Practical Implications and Applications
- Understanding LLM Computation: JSAEs offer a new tool for mechanistic interpretability, moving beyond understanding static representations to understanding information flow and transformation within model components like MLPs. This can help identify sparse "circuits" – how a few input concepts (SAE features) combine to produce output concepts.
- Unsupervised Circuit Discovery: Unlike some circuit discovery methods that require task-specific supervision, JSAEs work in an unsupervised manner, potentially revealing fundamental computational pathways learned by the LLM.
- Model Editing and Safety: By identifying sparse computational pathways, JSAEs could inform more targeted model editing techniques or help identify and mitigate undesirable computations.
- Efficiency in Analysis: The tractable computation of Jacobians makes this approach scalable for analyzing large models.
Implementation Considerations:
- Computational Cost: Training a JSAE pair is roughly twice the cost of training a single standard SAE.
- Hyperparameter Tuning: The Jacobian coefficient λ needs to be tuned. The paper suggests optimal values depend on the model and layer. The k for TopK sparsity is also a key parameter.
- MLP Architecture: The efficient Jacobian derivation provided is for GPT-2 style MLPs. Extension to other architectures (e.g., GLU-based MLPs) would require deriving a new efficient Jacobian formula.
- TopK SAEs: The current implementation relies on TopK SAEs for Jacobian efficiency. If other SAE activation schemes (e.g., L1 penalized ReLU) are desired, the Jacobian computation strategy might need to be adapted.
- Software: The implementation is based on the SAELens library. The code is available in supplementary material / GitHub.
Limitations and Future Work
- Scope: Currently demonstrated on single MLP layers. Extending to multiple layers or entire models is a future step.
- MLP Types: The specific efficient Jacobian formula is for GPT-2 style MLPs. Adaptation for GLU variants (common in modern LLMs) is needed.
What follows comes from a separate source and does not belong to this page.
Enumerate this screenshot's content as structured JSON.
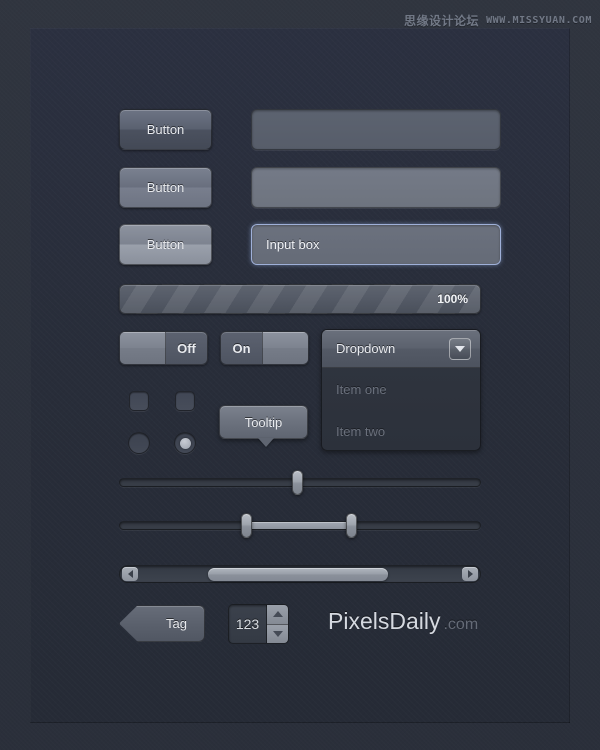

- Activation Functions: The reliance on TopK for efficiency might be a limitation if other SAE activation functions (which might avoid issues like high-density features) are preferred.
- Interpreting Feature Pairs: While individual features are interpretable, interpreting the connections (large Jacobian elements) between input and output features requires further methodological development.
- Linearity Assumption: While fs is found to be mostly linear, the implications of non-linear interactions for the Jacobian as a proxy for computation need continued investigation.
In conclusion, Jacobian Sparse Autoencoders provide a promising and computationally feasible approach to uncover sparse computational structures within LLM MLPs. By directly optimizing for a sparse Jacobian, JSAEs go beyond interpreting static activations to shed light on how these activations are processed, paving the way for a deeper understanding of learned computations in neural networks.